There's no doubt Nikon put it out there with the D800 and D800E, challenging the DSLR market with its 36-megapixel sensor and putting the medium format camera manufacturers on notice. It's a great camera for photographers who want to make large prints or require lots of detail in their work.
The new D810 goes where the D800E almost went, but stopped short. Let me explain. The problem with the standard DSLR design is that there's an optical low-pass filter over the sensor which makes the colour better, but blurs the image. That's one of the reasons we apply some pre-sharpening to our files.
However, medium format cameras don't need any pre-sharpening because they don't use the optical low-pass filter (and nor do a few other cameras, such as the new Fujifilm X-series). This is one of the reasons their files are so sharp and clean.
With the D800E, Nikon created a sensor without an optical low-pass filter, but it still had another filter design over the top. Now with the new D810, the sensor has been designed without the optical low-pass filter. Full stop!. And there won't be a E version, just the D810. Will it be sharper than the D800E? I imagine so, but I will have to wait to play with one before commenting further.
The question a lot of photographers will be asking is, do they upgrade from their current D800/D800E? What are the improvements?
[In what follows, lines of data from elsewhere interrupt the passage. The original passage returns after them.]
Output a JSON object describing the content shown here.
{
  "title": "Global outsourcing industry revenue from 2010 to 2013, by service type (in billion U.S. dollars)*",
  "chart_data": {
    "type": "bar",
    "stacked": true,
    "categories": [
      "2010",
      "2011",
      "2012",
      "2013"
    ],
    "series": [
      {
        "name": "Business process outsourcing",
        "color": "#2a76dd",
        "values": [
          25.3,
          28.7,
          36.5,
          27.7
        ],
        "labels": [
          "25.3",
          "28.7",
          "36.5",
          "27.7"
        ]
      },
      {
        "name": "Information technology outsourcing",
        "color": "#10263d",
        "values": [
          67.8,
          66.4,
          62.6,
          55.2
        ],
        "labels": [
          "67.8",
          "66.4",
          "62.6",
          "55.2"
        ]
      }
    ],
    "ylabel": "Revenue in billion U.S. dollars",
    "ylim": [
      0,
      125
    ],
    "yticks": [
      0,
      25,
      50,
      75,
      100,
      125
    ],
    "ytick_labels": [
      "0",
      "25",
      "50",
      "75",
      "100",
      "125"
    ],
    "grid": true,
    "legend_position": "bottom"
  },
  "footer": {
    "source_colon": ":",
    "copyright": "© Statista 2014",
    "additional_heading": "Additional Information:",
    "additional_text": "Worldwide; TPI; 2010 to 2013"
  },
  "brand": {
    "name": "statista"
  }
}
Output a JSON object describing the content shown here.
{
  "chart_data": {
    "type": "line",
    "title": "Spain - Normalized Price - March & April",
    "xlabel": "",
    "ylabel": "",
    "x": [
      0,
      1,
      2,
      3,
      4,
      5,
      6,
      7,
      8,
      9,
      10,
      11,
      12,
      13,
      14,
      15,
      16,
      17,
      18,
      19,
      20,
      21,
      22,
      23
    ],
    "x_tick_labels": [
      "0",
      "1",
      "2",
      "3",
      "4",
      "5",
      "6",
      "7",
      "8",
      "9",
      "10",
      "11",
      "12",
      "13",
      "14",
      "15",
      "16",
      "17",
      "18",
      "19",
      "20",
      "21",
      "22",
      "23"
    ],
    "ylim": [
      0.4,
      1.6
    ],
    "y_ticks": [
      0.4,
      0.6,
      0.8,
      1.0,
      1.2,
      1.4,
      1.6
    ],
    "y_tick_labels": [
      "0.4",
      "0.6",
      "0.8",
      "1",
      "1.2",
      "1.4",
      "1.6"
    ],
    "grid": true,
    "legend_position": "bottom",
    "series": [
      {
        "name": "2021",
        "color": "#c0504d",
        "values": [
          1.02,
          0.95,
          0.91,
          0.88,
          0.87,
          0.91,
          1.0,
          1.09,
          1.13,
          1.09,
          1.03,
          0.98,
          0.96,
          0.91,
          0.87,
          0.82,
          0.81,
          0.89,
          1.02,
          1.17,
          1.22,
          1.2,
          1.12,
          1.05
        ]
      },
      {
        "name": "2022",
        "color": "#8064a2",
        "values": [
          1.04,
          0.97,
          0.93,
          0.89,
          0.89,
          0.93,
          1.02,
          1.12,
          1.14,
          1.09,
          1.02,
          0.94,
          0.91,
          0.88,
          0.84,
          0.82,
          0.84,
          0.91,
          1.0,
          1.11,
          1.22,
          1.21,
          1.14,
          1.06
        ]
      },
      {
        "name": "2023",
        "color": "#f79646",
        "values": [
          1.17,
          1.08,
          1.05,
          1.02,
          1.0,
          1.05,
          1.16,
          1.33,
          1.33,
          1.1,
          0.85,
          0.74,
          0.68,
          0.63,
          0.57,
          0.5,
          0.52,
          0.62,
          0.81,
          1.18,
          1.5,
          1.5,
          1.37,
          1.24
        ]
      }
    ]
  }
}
And what does it cost? (I don't know the price, but Nikon says the cameras will be available next month.)
The D810 has 5 frames per second (compared to 4 fps), and a new electronic front-curtain shutter, which effectively reduces internal mechanical vibration. Vibration is one of the biggest killers of ultimate image quality, especially when you have so many pixels. When the electronic front-curtain shutter is enabled instead of the mechanical shutter during mirror-up, the camera's image sensor acts as a front curtain of the focal-plane shutter and this provides a vibration free exposure. That's a clever idea I'd love to see on medium format!
The native ISO range of 64 to 12,800 can be extended to ISO 35 to 51,200; there's a highlight-weighted metering option that preserves details in the highlights and lets the shadows fall where they may (why didn't someone else think of this before - or did they?), a higher resolution LCD screen and the ability to shoot 1080/60P Full HD videos.